11th Prime Minister of Kuwait
- Incumbent
- Assumed office 15 May 2024
- Monarch: Mishal Al-Ahmad Al-Jaber Al-Sabah
- Preceded by: Mohammad Sabah Al-Salem Al-Sabah

Minister of Oil
- In office February 2009 – May 2011
- Monarch: Sabah Al-Ahmad Al-Jaber Al-Sabah
- Prime Minister: Nasser Mohammed Al-Ahmed Al-Sabah
- Preceded by: Mohammad Al Olaim
- Succeeded by: Mohammad Al Busairi

Personal details
- Born: 5 September 1952 (age 73) Kuwait City, Kuwait
- Relations: Al-Sabah family
- Parent: Abdullah Al-Ahmad Al-Jaber Al-Sabah (father);
- Religion: Sunni Islam

= Ahmad Al-Abdullah Al-Sabah =

Prime Minister of Kuwait since 2024

Ahmad Al-Abdullah Al-Ahmad Al-Sabah (Note: أحمد العبد الله الأحمد الصباح) (born 5 September 1952) is a Kuwaiti economist, politician and a senior member of the ruling family, Al Sabah. He served as the minister of oil between 2009 and 2011.

On 15 April 2024, he was appointed the Prime Minister-designate, and his premiership began exactly one month later on 15 May 2024.

==Early life and education==
Sabah was born on 5 September 1952. He received a bachelor's degree in finance from the University of Illinois in 1975.

==Career==
Sabah worked at the Central Bank of Kuwait from 1978 to 1987. Then he worked at the private finance institutions from 1987 to 1999. During this period he was the chairman of the Burgan Bank SAK. He was the minister of finance from 1999 to 2001. He was appointed minister of communication in 1999. He was nominated as health minister in March 2007, but was given no confidence vote at the National Assembly which led to the resignation of the government on 4 March.

In February 2009 Sabah was appointed oil minister, being the fifth minister since 2006. He replaced Mohammad Al Olaim as oil minister who resigned from office in November 2008. Between November 2008 and February 2009 Mohammad Sabah Al Sabah served as acting oil minister. Ahmad Al Sabah's tenure as oil minister ended in May 2011 when Mohammad Al Busairi replaced him in the aforementioned post.

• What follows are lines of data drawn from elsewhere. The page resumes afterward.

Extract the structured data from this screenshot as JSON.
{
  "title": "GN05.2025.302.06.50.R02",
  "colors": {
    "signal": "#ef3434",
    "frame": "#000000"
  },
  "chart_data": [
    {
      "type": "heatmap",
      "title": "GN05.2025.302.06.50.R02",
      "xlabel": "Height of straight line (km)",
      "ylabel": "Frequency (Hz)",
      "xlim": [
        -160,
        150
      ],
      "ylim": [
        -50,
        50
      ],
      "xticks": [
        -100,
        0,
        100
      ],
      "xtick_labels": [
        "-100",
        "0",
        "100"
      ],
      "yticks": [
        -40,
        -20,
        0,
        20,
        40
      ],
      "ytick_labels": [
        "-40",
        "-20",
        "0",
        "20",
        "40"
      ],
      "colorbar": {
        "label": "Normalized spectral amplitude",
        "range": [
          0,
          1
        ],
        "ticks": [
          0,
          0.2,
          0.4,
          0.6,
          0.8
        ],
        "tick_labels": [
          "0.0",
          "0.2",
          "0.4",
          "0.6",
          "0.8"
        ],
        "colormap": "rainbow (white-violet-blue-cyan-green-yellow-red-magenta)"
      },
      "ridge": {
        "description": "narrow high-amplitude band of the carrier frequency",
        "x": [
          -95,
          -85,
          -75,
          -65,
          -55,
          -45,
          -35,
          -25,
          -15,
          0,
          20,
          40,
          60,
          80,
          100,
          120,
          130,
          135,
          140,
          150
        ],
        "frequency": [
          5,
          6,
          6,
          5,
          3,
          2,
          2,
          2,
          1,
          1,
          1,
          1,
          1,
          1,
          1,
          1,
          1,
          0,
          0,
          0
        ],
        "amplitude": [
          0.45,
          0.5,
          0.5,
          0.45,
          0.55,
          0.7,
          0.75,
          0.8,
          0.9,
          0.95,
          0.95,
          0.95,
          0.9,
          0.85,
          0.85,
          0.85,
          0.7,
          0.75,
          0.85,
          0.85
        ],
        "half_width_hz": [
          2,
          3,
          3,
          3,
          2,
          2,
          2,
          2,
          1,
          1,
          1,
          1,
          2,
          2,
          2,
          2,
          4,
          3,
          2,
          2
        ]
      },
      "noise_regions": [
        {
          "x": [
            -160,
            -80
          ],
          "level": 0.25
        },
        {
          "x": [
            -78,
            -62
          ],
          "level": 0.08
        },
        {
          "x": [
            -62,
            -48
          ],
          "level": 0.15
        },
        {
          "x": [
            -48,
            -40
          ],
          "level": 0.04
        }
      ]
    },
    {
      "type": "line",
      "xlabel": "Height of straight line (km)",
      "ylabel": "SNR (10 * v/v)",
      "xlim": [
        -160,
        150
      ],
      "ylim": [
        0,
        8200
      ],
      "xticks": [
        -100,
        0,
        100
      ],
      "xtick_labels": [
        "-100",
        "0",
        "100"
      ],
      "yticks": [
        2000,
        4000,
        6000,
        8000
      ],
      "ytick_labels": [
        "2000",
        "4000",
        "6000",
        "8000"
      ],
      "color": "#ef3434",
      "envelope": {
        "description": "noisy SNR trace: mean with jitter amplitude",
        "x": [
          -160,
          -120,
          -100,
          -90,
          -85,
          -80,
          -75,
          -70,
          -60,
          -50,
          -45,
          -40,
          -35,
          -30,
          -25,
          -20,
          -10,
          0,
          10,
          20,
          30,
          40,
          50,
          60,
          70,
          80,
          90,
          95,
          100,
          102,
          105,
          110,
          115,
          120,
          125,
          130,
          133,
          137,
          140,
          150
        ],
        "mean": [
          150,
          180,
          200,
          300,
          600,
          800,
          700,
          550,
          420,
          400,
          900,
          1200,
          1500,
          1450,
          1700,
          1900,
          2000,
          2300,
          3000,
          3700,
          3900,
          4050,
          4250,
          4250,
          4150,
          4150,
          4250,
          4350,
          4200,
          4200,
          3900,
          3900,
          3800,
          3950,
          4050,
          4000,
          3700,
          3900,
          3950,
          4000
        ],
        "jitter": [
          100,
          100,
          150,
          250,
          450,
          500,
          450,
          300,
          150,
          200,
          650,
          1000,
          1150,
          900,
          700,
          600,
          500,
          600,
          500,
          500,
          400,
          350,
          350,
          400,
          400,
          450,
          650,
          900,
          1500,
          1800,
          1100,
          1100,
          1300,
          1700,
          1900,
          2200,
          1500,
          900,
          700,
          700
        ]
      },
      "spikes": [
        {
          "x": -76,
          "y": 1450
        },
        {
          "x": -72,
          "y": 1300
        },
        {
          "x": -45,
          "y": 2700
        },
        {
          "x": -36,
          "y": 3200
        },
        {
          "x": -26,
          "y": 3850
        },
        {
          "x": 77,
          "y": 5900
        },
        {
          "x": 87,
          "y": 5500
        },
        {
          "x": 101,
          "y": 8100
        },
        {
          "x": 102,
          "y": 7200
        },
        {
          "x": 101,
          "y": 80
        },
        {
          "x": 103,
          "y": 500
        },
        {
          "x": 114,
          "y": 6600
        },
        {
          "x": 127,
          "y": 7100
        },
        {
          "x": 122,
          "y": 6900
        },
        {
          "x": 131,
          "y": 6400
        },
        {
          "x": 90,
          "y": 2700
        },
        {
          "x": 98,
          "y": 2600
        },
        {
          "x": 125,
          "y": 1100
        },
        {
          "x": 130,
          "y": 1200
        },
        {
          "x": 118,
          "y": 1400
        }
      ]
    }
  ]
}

Sabah was made the head of the Crown Prince’s Court in 2021. He was named as the prime minister-designate on 15 April 2024, and succeeded Mohammed Sabah Al Salem Al Sabah in the post after forming his cabinet and taking the oath of office before the Kuwaiti Emir on 15 May.

==Personal life==
Sabah is married and has three children.